Here are some tips to help you avoid trapping yourself in the soul mate myth.
  1. Retrain your thinking. If you have a “soul mate mentality,” educate yourself about the risks. One way to do this is to read and reread the stories in this book of redivorced people who naively searched for their soul mates only to get burned because they refused to see or acknowledge any problems once they made up their minds.
  2. Don’t shop for duplicates or opposites. Finding your mirror-image mate in background or experience is no assurance of a good match. Likewise, just because someone doesn’t have the ugly habits or traits of your ex (drinking, yelling, spending, controlling) doesn’t mean he will be right for you, either. List the problems of your past marriage(s) and make certain that these are not the only criteria you use to select a future spouse.
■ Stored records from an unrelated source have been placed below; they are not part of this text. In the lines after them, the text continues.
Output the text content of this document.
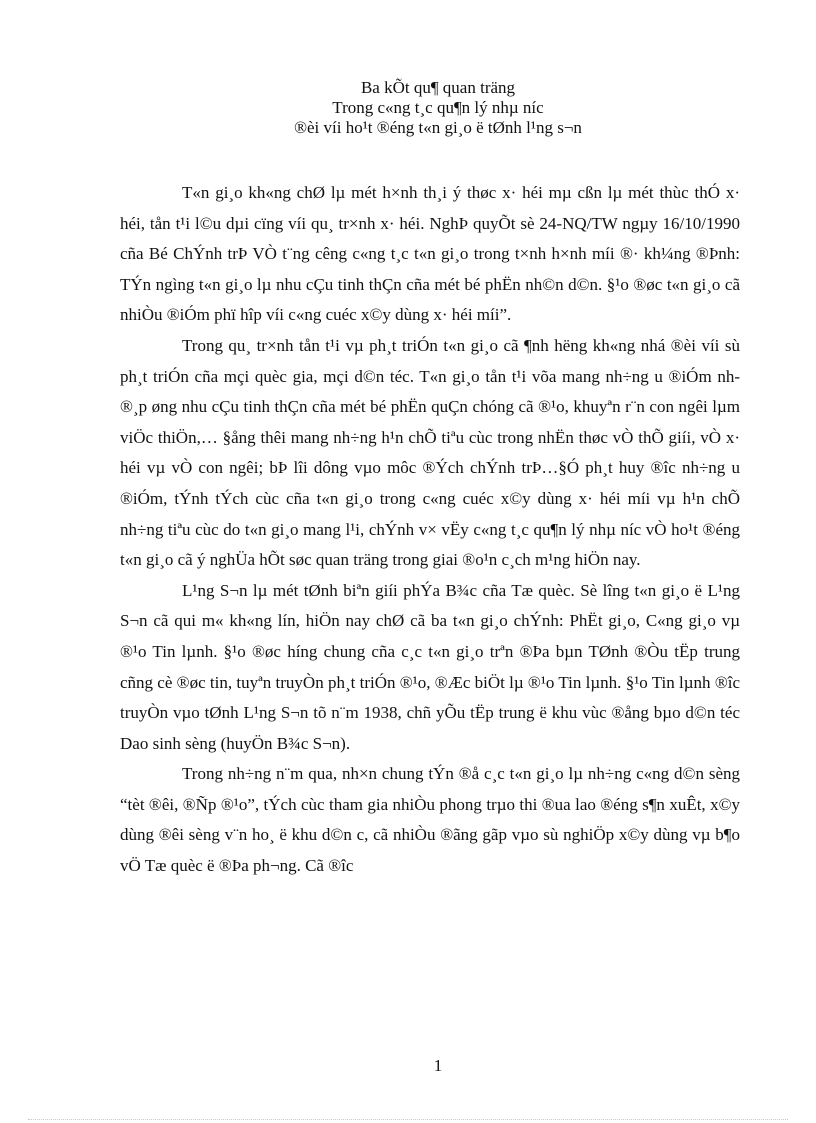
Ba kÕt qu¶ quan träng
Trong c«ng t¸c qu¶n lý nhµ níc
®èi víi ho¹t ®éng t«n gi¸o ë tØnh l¹ng s¬n

T«n gi¸o kh«ng chØ lµ mét h×nh th¸i ý thøc x· héi mµ cßn lµ mét thùc thÓ x· héi, tån t¹i l©u dµi cïng víi qu¸ tr×nh x· héi. NghÞ quyÕt sè 24-NQ/TW ngµy 16/10/1990 cña Bé ChÝnh trÞ VÒ t¨ng cêng c«ng t¸c t«n gi¸o trong t×nh h×nh míi ®· kh¼ng ®Þnh: TÝn ngìng t«n gi¸o lµ nhu cÇu tinh thÇn cña mét bé phËn nh©n d©n. §¹o ®øc t«n gi¸o cã nhiÒu ®iÓm phï hîp víi c«ng cuéc x©y dùng x· héi míi”.

Trong qu¸ tr×nh tån t¹i vµ ph¸t triÓn t«n gi¸o cã ¶nh hëng kh«ng nhá ®èi víi sù ph¸t triÓn cña mçi quèc gia, mçi d©n téc. T«n gi¸o tån t¹i võa mang nh÷ng u ®iÓm nh ®¸p øng nhu cÇu tinh thÇn cña mét bé phËn quÇn chóng cã ®¹o, khuyªn r¨n con ngêi lµm viÖc thiÖn,… §ång thêi mang nh÷ng h¹n chÕ tiªu cùc trong nhËn thøc vÒ thÕ giíi, vÒ x· héi vµ vÒ con ngêi; bÞ lîi dông vµo môc ®Ých chÝnh trÞ…§Ó ph¸t huy ®îc nh÷ng u ®iÓm, tÝnh tÝch cùc cña t«n gi¸o trong c«ng cuéc x©y dùng x· héi míi vµ h¹n chÕ nh÷ng tiªu cùc do t«n gi¸o mang l¹i, chÝnh v× vËy c«ng t¸c qu¶n lý nhµ níc vÒ ho¹t ®éng t«n gi¸o cã ý nghÜa hÕt søc quan träng trong giai ®o¹n c¸ch m¹ng hiÖn nay.

L¹ng S¬n lµ mét tØnh biªn giíi phÝa B¾c cña Tæ quèc. Sè lîng t«n gi¸o ë L¹ng S¬n cã qui m« kh«ng lín, hiÖn nay chØ cã ba t«n gi¸o chÝnh: PhËt gi¸o, C«ng gi¸o vµ ®¹o Tin lµnh. §¹o ®øc híng chung cña c¸c t«n gi¸o trªn ®Þa bµn TØnh ®Òu tËp trung cñng cè ®øc tin, tuyªn truyÒn ph¸t triÓn ®¹o, ®Æc biÖt lµ ®¹o Tin lµnh. §¹o Tin lµnh ®îc truyÒn vµo tØnh L¹ng S¬n tõ n¨m 1938, chñ yÕu tËp trung ë khu vùc ®ång bµo d©n téc Dao sinh sèng (huyÖn B¾c S¬n).

Trong nh÷ng n¨m qua, nh×n chung tÝn ®å c¸c t«n gi¸o lµ nh÷ng c«ng d©n sèng “tèt ®êi, ®Ñp ®¹o”, tÝch cùc tham gia nhiÒu phong trµo thi ®ua lao ®éng s¶n xuÊt, x©y dùng ®êi sèng v¨n ho¸ ë khu d©n c, cã nhiÒu ®ãng gãp vµo sù nghiÖp x©y dùng vµ b¶o vÖ Tæ quèc ë ®Þa ph¬ng. Cã ®îc

1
  3. Don’t be unequally yoked. If you choose someone who has a major difference in belief systems from you, it is likely to become a problem after the “honeymoon phase” is over. When your most fundamental beliefs are at odds, you will eventually see divisions creep into the marriage that could lead to its downfall. Any disagreements or major differences in belief systems will certainly become more pronounced if and when children are part of your family.
  4. Allow enough time dating. Quick decisions about a soul mate can be overcome if you date someone at least a few years before marrying. Be alert to problems and red flags.